Comment opérer la transition du mécanisme du G20 ? Zhu Jiejin estime qu’il faut premièrement fixer des sujets à long terme au G20, comme un « Plan de croissance innovante », un « Plan d’action pour la mise en œuvre de l’agenda du développement durable 2030 », une « Stratégie de croissance du commerce mondial » ; deuxièmement, il faut insister sur l’interaction entre les organisations économiques internationales traditionnelles et le G20; troisièmement, il faut élaborer des indicateurs quantitatifs de suivi de la mise en œuvre du système, qui fait peser une certaine pression sur les États membres. Sur la question de la réforme structurelle, la Chine propose de développer un système de suivi de la mise en œuvre des indicateurs, d’améliorer la transparence sur la situation des réformes structurelles intérieures des États membres, ce qui fait aussi peser une certaine pression sur eux.

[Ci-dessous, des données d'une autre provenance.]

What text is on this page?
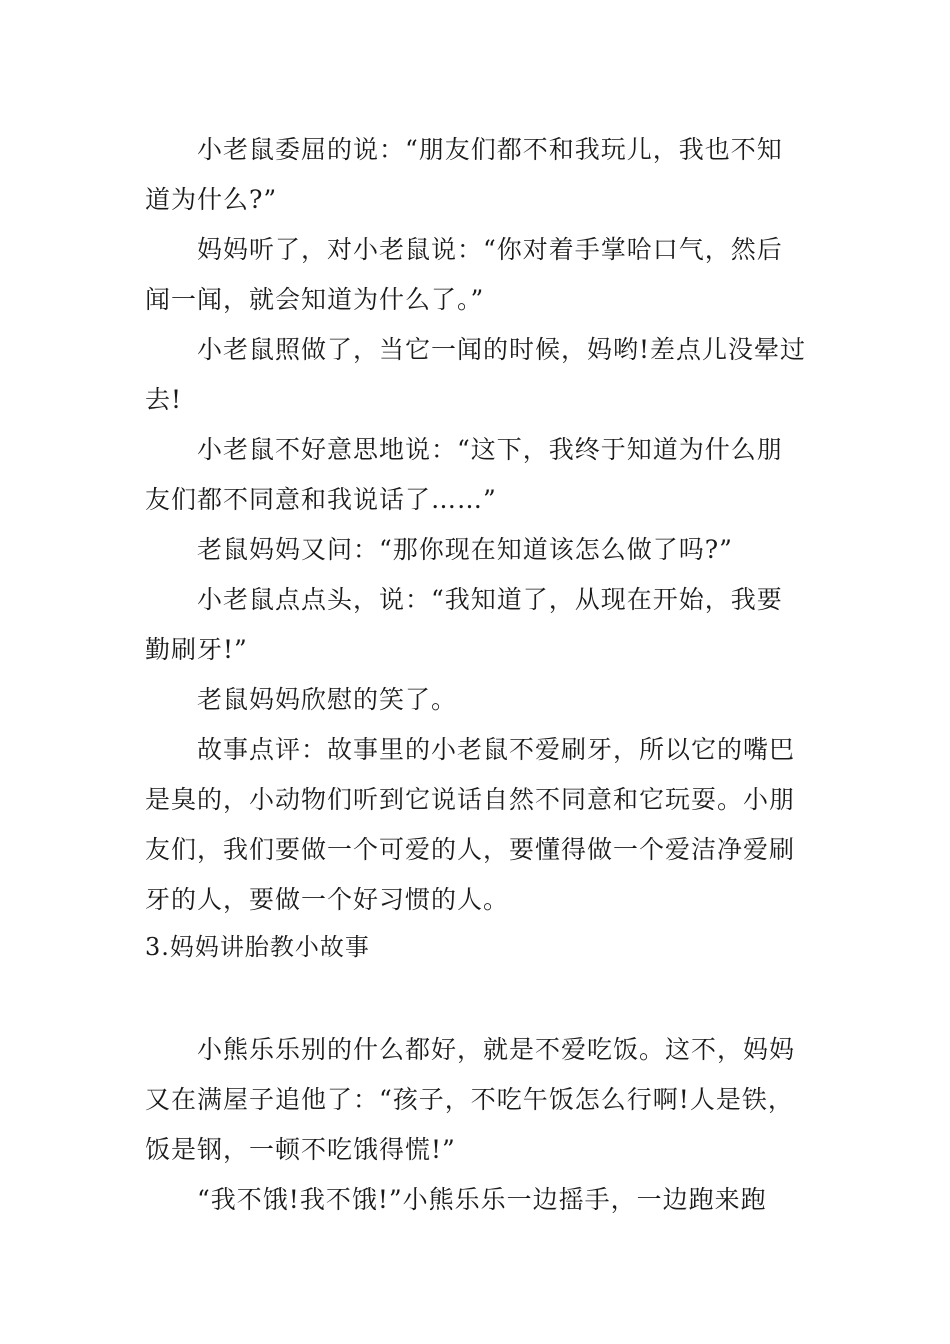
小老鼠委屈的说：“朋友们都不和我玩儿，我也不知
道为什么?”
妈妈听了，对小老鼠说：“你对着手掌哈口气，然后
闻一闻，就会知道为什么了。”
小老鼠照做了，当它一闻的时候，妈哟!差点儿没晕过
去!
小老鼠不好意思地说：“这下，我终于知道为什么朋
友们都不同意和我说话了……”
老鼠妈妈又问：“那你现在知道该怎么做了吗?”
小老鼠点点头，说：“我知道了，从现在开始，我要
勤刷牙!”
老鼠妈妈欣慰的笑了。
故事点评：故事里的小老鼠不爱刷牙，所以它的嘴巴
是臭的，小动物们听到它说话自然不同意和它玩耍。小朋
友们，我们要做一个可爱的人，要懂得做一个爱洁净爱刷
牙的人，要做一个好习惯的人。
3.妈妈讲胎教小故事
小熊乐乐别的什么都好，就是不爱吃饭。这不，妈妈
又在满屋子追他了：“孩子，不吃午饭怎么行啊!人是铁，
饭是钢，一顿不吃饿得慌!”
“我不饿!我不饿!”小熊乐乐一边摇手，一边跑来跑
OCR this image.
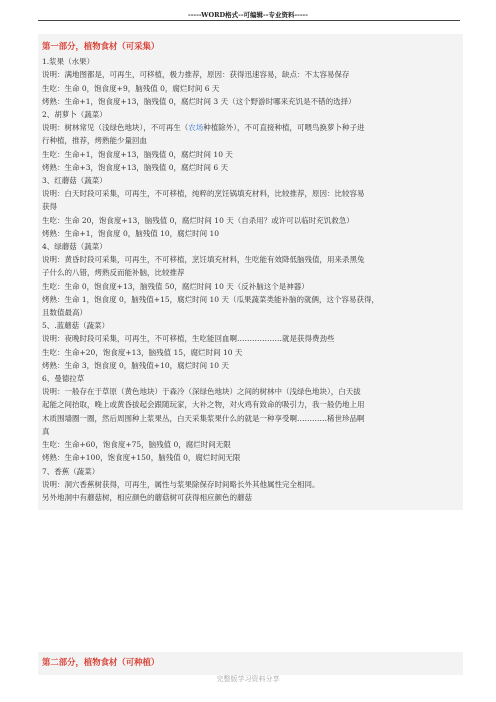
-----WORD格式--可编辑--专业资料-----

第一部分，植物食材（可采集）

1.浆果（水果）

说明：满地图都是，可再生，可移植，极力推荐，原因：获得迅速容易，缺点：不太容易保存

生吃：生命 0，饱食度+9，脑残值 0，腐烂时间 6 天

烤熟：生命+1，饱食度+13，脑残值 0，腐烂时间 3 天（这个野游时哪来充饥是不错的选择）

2、胡萝卜（蔬菜）

说明：树林常见（浅绿色地块），不可再生（农场种植除外），不可直接种植，可喂鸟换萝卜种子进

行种植，推荐，烤熟能少量回血

生吃：生命+1，饱食度+13，脑残值 0，腐烂时间 10 天

烤熟：生命+3，饱食度+13，脑残值 0，腐烂时间 6 天

3、红蘑菇（蔬菜）

说明：白天时段可采集，可再生，不可移植，纯粹的烹饪锅填充材料，比较推荐，原因：比较容易

获得

生吃：生命 20，饱食度+13，脑残值 0，腐烂时间 10 天（自杀用？或许可以临时充饥救急）

烤熟：生命+1，饱食度 0，脑残值 10，腐烂时间 10

4、绿蘑菇（蔬菜）

说明：黄昏时段可采集，可再生，不可移植，烹饪填充材料，生吃能有效降低脑残值，用来杀黑兔

子什么的八错，烤熟反而能补脑，比较推荐

生吃：生命 0，饱食度+13，脑残值 50，腐烂时间 10 天（反补脑这个是神器）

烤熟：生命 1，饱食度 0，脑残值+15，腐烂时间 10 天（瓜果蔬菜类能补脑的就俩，这个容易获得，

且数值最高）

5、.蓝蘑菇（蔬菜）

说明：夜晚时段可采集，可再生，不可移植，生吃能回血啊………………就是获得费劲些

生吃：生命+20，饱食度+13，脑残值 15，腐烂时间 10 天

烤熟：生命 3，饱食度 0，脑残值+10，腐烂时间 10 天

6、曼德拉草

说明：一般存在于草原（黄色地块）于森冷（深绿色地块）之间的树林中（浅绿色地块），白天拔

起能之间抬取，晚上或黄昏拔起会跟随玩家，大补之物，对火鸡有致命的吸引力，我一般仍地上用

木质围墙圈一圈，然后周围种上浆果丛，白天采集浆果什么的就是一种享受啊…………稀世珍品啊

真

生吃：生命+60，饱食度+75，脑残值 0，腐烂时间无限

烤熟：生命+100，饱食度+150，脑残值 0，腐烂时间无限

7、香蕉（蔬菜）

说明：洞穴香蕉树获得，可再生，属性与浆果除保存时间略长外其他属性完全相同。

另外地洞中有蘑菇树，相应颜色的蘑菇树可获得相应颜色的蘑菇

第二部分，植物食材（可种植）

完整版学习资料分享
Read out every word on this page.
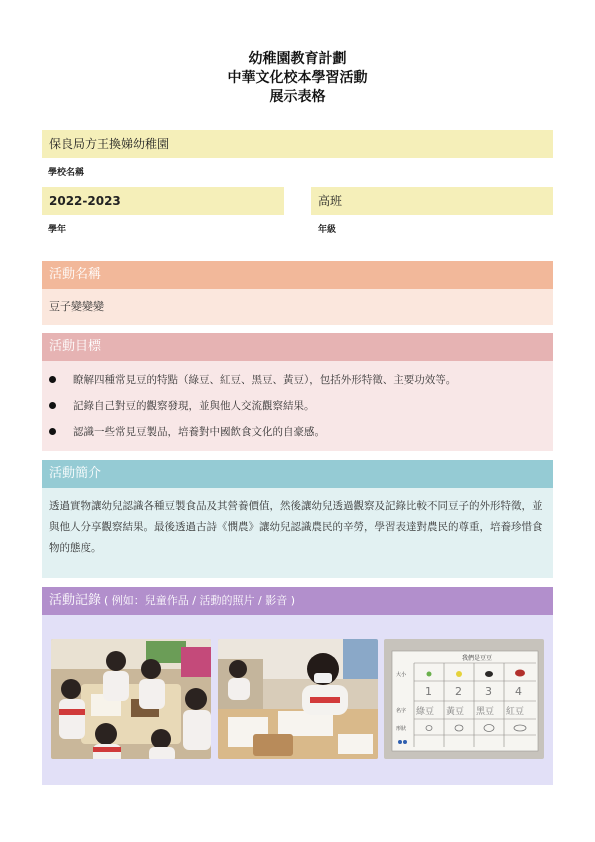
幼稚園教育計劃
中華文化校本學習活動
展示表格
保良局方王換娣幼稚園
學校名稱
2022-2023
學年
高班
年級
活動名稱
豆子變變變
活動目標
瞭解四種常見豆的特點（綠豆、紅豆、黑豆、黃豆），包括外形特徵、主要功效等。
記錄自己對豆的觀察發現，並與他人交流觀察結果。
認識一些常見豆製品，培養對中國飲食文化的自豪感。
活動簡介
透過實物讓幼兒認識各種豆製食品及其營養價值，然後讓幼兒透過觀察及記錄比較不同豆子的外形特徵，並與他人分享觀察結果。最後透過古詩《憫農》讓幼兒認識農民的辛勞，學習表達對農民的尊重，培養珍惜食物的態度。
活動記錄 ( 例如：兒童作品 / 活動的照片 / 影音 )
我們是豆豆
1 2 3 4
綠豆 黃豆 黑豆 紅豆
大小
名字
形狀
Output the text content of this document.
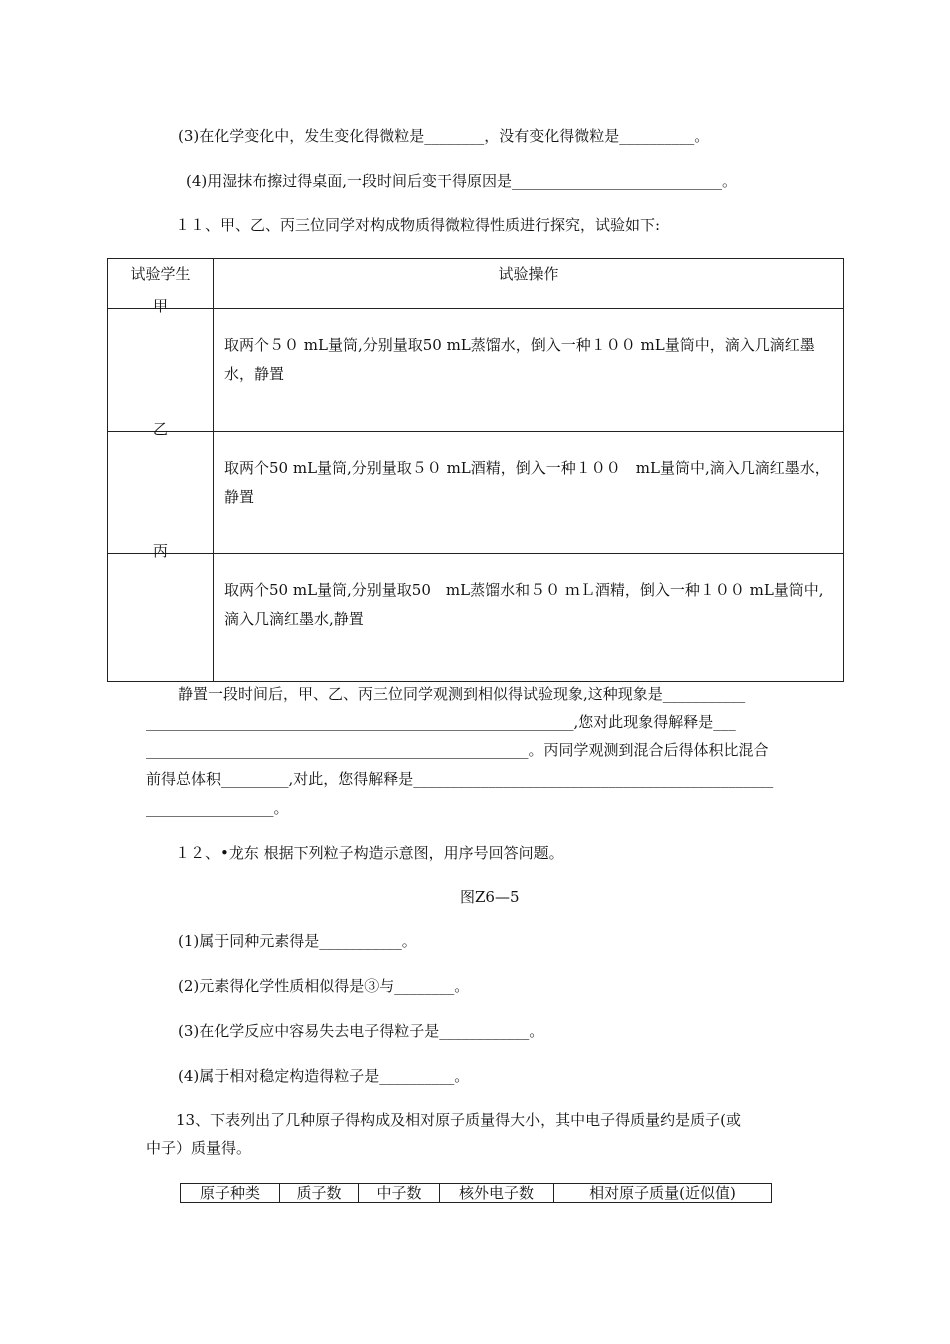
(3)在化学变化中，发生变化得微粒是________，没有变化得微粒是__________。
(4)用湿抹布擦过得桌面,一段时间后变干得原因是____________________________。
１１、甲、乙、丙三位同学对构成物质得微粒得性质进行探究，试验如下:
试验学生	试验操作
甲	取两个５０ mL量筒,分别量取50 mL蒸馏水，倒入一种１００ mL量筒中，滴入几滴红墨水，静置
乙	取两个50 mL量筒,分别量取５０ mL酒精，倒入一种１００　mL量筒中,滴入几滴红墨水，静置
丙	取两个50 mL量筒,分别量取50　mL蒸馏水和５０ ｍＬ酒精，倒入一种１００ mL量筒中,滴入几滴红墨水,静置
静置一段时间后，甲、乙、丙三位同学观测到相似得试验现象,这种现象是___________
_________________________________________________________,您对此现象得解释是___
___________________________________________________。丙同学观测到混合后得体积比混合
前得总体积_________,对此，您得解释是________________________________________________
_________________。
１２、•龙东 根据下列粒子构造示意图，用序号回答问题。
图Z6—5
(1)属于同种元素得是___________。
(2)元素得化学性质相似得是③与________。
(3)在化学反应中容易失去电子得粒子是____________。
(4)属于相对稳定构造得粒子是__________。
13、下表列出了几种原子得构成及相对原子质量得大小，其中电子得质量约是质子(或
中子）质量得。
原子种类	质子数	中子数	核外电子数	相对原子质量(近似值)
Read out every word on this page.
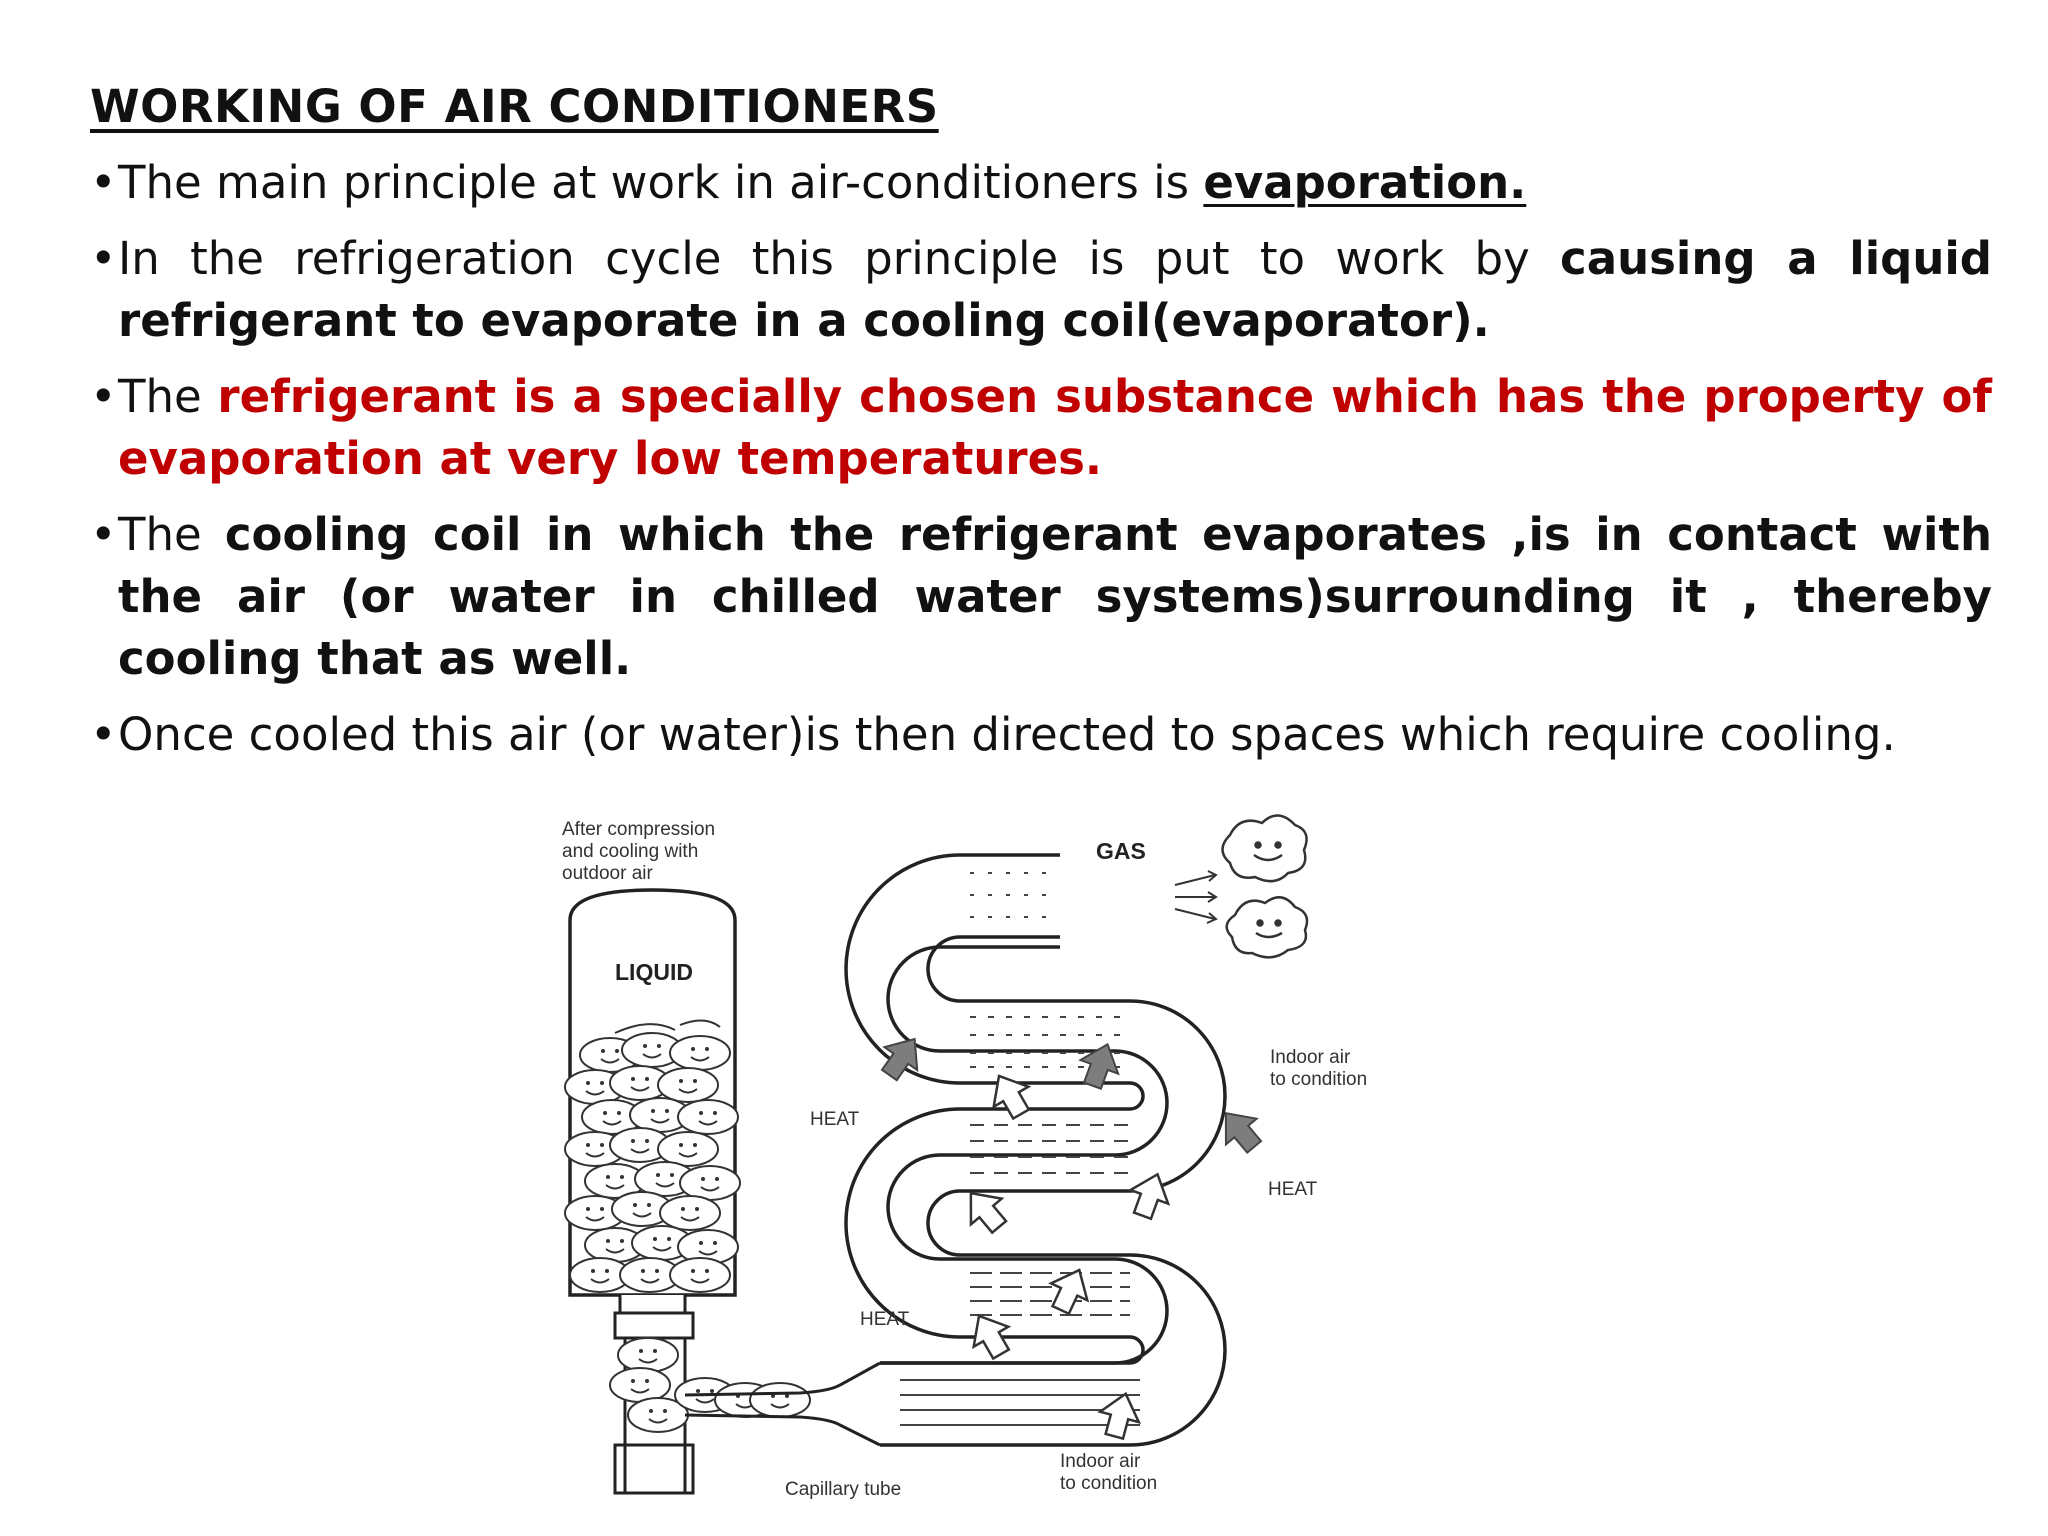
WORKING OF AIR CONDITIONERS
• The main principle at work in air-conditioners is evaporation.
• In the refrigeration cycle this principle is put to work by causing a liquid refrigerant to evaporate in a cooling coil(evaporator).
• The refrigerant is a specially chosen substance which has the property of evaporation at very low temperatures.
• The cooling coil in which the refrigerant evaporates ,is in contact with the air (or water in chilled water systems)surrounding it , thereby cooling that as well.
• Once cooled this air (or water)is then directed to spaces which require cooling.
After compression
and cooling with
outdoor air
LIQUID
Capillary tube
GAS
HEAT
HEAT
HEAT
Indoor air
to condition
Indoor air
to condition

Sheng Bin croit que le rôle du G20 pour renforcer les « équipes d’action » se présente sous les aspects suivants : premièrement, il faut définir un mécanisme d’application solide pour assurer la continuité et l’efficacité du programme de travail ; deuxièmement, il faut renforcer les coopérations autorisées avec les organisations économiques ou forums internationaux, et faire que la volonté politique de coopérer se transforme en un plan d’action concret ; troisièmement, il faut explorer la mise en œuvre de nouveaux mécanismes et modes d’action ; quatrièmement, il faut encourager les membres du G20 à jouer un rôle de « pionniers », en mettant en œuvre des initiatives nationales visant à promouvoir l’action collective. La proposition d’un pays émergent comme la Chine de l’initiative « Une ceinture et une route » est une bonne contribution en termes de mécanisme d’innovation. Cinquièmement, il faut renforcer la largeur et la profondeur des consultations et des réflexions avec la communauté des affaires mondiale, et chercher des soutiens intellectuels pour la mise en œuvre de plans d’action et de schémas de politiques.